I despise not having a plan for what I’m doing with my life after I graduate. I am seriously kicking myself for ever trying Psychology as a major and it destroying my GPA.
You guys are going to have to bear with me or stop reading my blog if these mental-crises posts get on your nerves.
I’ve been patrolling job sites like a hawk over the past few weeks just because I like to see what’s out there and what my options are going to be. Two words I constantly run across: EXPERIENCE REQUIRED and then it goes on to list anywhere from 2-15 years experience. So wait, you mean to tell me that I could’ve been out there getting experience instead of wasting my life in college. Ok, I know that’s not the case but that’s what it seems like.
How am I supposed to get a job if I don’t have experience? And how am I supposed to get experience if I don’t have a job? What a vicious, vicious circle.
The director of the department I’m interning for casually said to me today that they are hiring for the Social Media Coordinator (basically the postion I’m semi-filling right now). I told her I graduate in May and then she laughed and said “too bad the timing isn’t better…but we are hiring someone with 1 year experience anyways.”
Ok…I get it. I mean I obviously couldn’t apply for the job and honestly, I don’t want it. But, it was still a slap in the face even if it wasn’t meant to be. I think I just had this vision of my internship playing into a job offer–one which I would turn down. But it would still be a compliment to be asked. I know you might think, “a job is a job!” However, a job is not just a job for me. As you know, I don’t want to stay here in Savannah. I am so ready to leave this place and go somewhere new. Being tied down here for another year is seriously one of my worst nightmares come true. The thought of leaving Savannah is one of the driving forces behind me pushing myself to do good in school and dabble in as many things as possible before I leave. I also had to remind myself that it wouldn’t be fair for me to take a job like this that I would only be available for a year. I’m taking one year off to build up my resume, take the GRE, and get my ass into grad school.

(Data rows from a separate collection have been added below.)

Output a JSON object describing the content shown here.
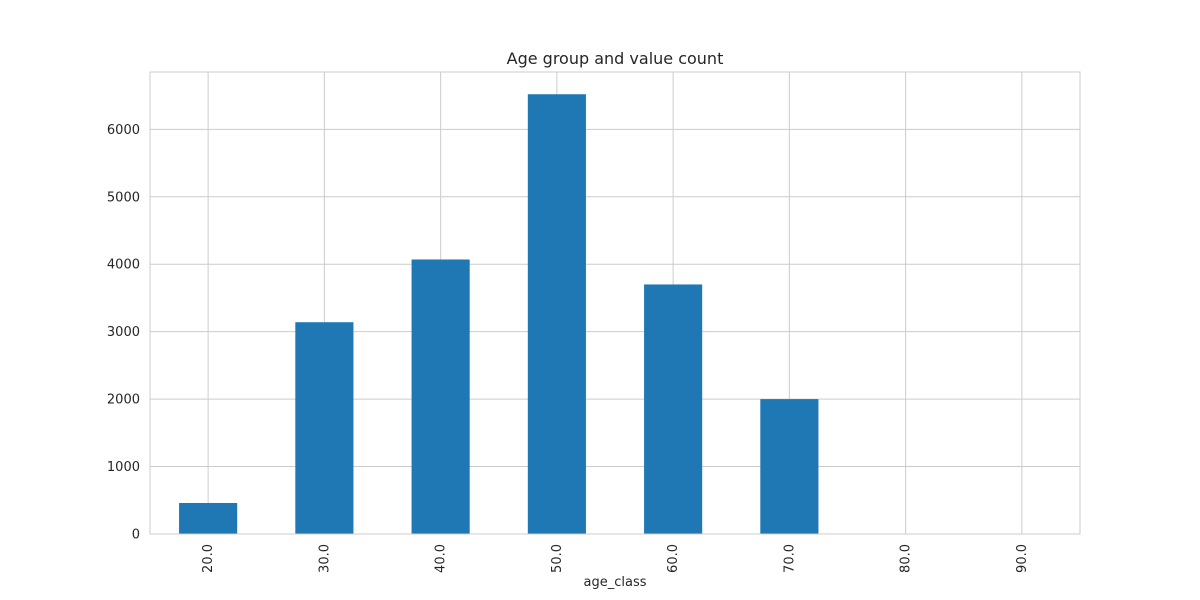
{
  "chart_data": {
    "type": "bar",
    "title": "Age group and value count",
    "xlabel": "age_class",
    "ylabel": "",
    "categories": [
      "20.0",
      "30.0",
      "40.0",
      "50.0",
      "60.0",
      "70.0",
      "80.0",
      "90.0"
    ],
    "values": [
      460,
      3140,
      4070,
      6520,
      3700,
      2000,
      0,
      0
    ],
    "ylim": [
      0,
      6850
    ],
    "yticks": [
      0,
      1000,
      2000,
      3000,
      4000,
      5000,
      6000
    ],
    "grid": true,
    "bar_color": "#1f77b4",
    "grid_color": "#cccccc"
  }
}
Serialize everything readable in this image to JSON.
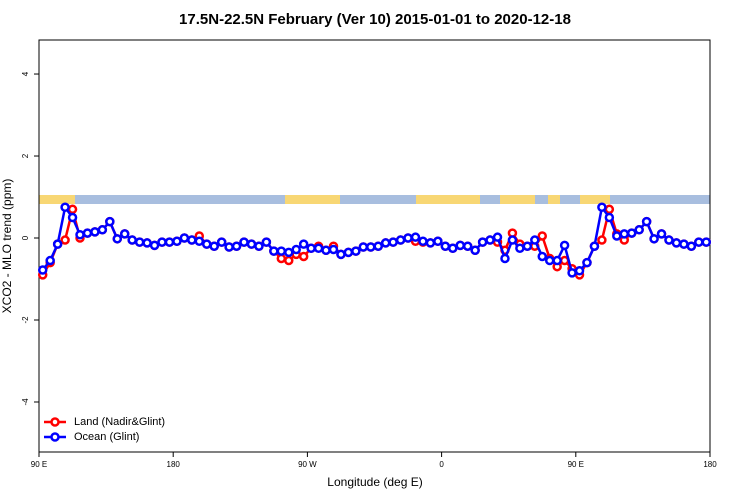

This is leaving me with a whole year. ONE whole year to find something that will look good to graduate schools and semi-mask my GPA.
There are quite a few things I’ve considered or would like to have happen during this next year…
- paid internship
- move to NY and rent a room at my uncle’s creamery
- join the Peace Corps
- an actual job (not retail)
- LEAVE SAVANNAH
I just don’t know how to get to where I want to go. I need money. I need a job. And I want out of GA.
On top of all of this, I don’t think I’ve really mentioned my most recent plan for grad school. Maybe I have…I don’t feel like going through my past posts. I want to attend grad school in England. I never got to do study abroad during undergrad and I feel like living there and going to school there would be so amazing. I loved the culture, people, and legit fish and chips when I was there. I feel like it’s a whole new world waiting for me to discover.
I guess I’ve been regarding graduation as my open door. You know..the one that is in your dreams surrounded by swirling, fluffy clouds with golden light pouring through the cracks? Yeah, that door. On the other side, my door has a huge Union Jack billowing in the wind.
When I went to England, I fell in love with it and became obsessed. I still am to an extent. It’s the one that got away so to speak. Or more of, I was 15 years old and had to come back after a week’s trip. Either way, I want it back. I want NEW. I want new people, new places, new experiences, and I want out. I’ve never really viewed it as a grass-is-greener scenario even though it very well could be. There have always been two havens in my life as places I regard as lovely and nothing bad happening–Syracuse and England. But of course bad things do happen. I’ve changed that approach over the years and now have on my big-girl pants and know how to mentally handle things.
I know where ever I go, there is going to be disappointment and heartbreak. But there’s also going to be excitement, achievement, and love.
It’s a combination of attitude, location, and people. Surround yourself with people you want to be with and a place that makes you happy and things will fall into place.
I never let myself fall in love with Savannah. From day 1, I never wanted to be here but I was too scared to get out because I was comfortable with what was familiar. Pursuing the unfamiliar is such a daunting task but I want to do it now. I’m not the same person I was when I first came to Armstrong and I’m not the same person I was in January 2013.
I have dreams and I don’t want to be the only person standing in my way when it comes to achieving them.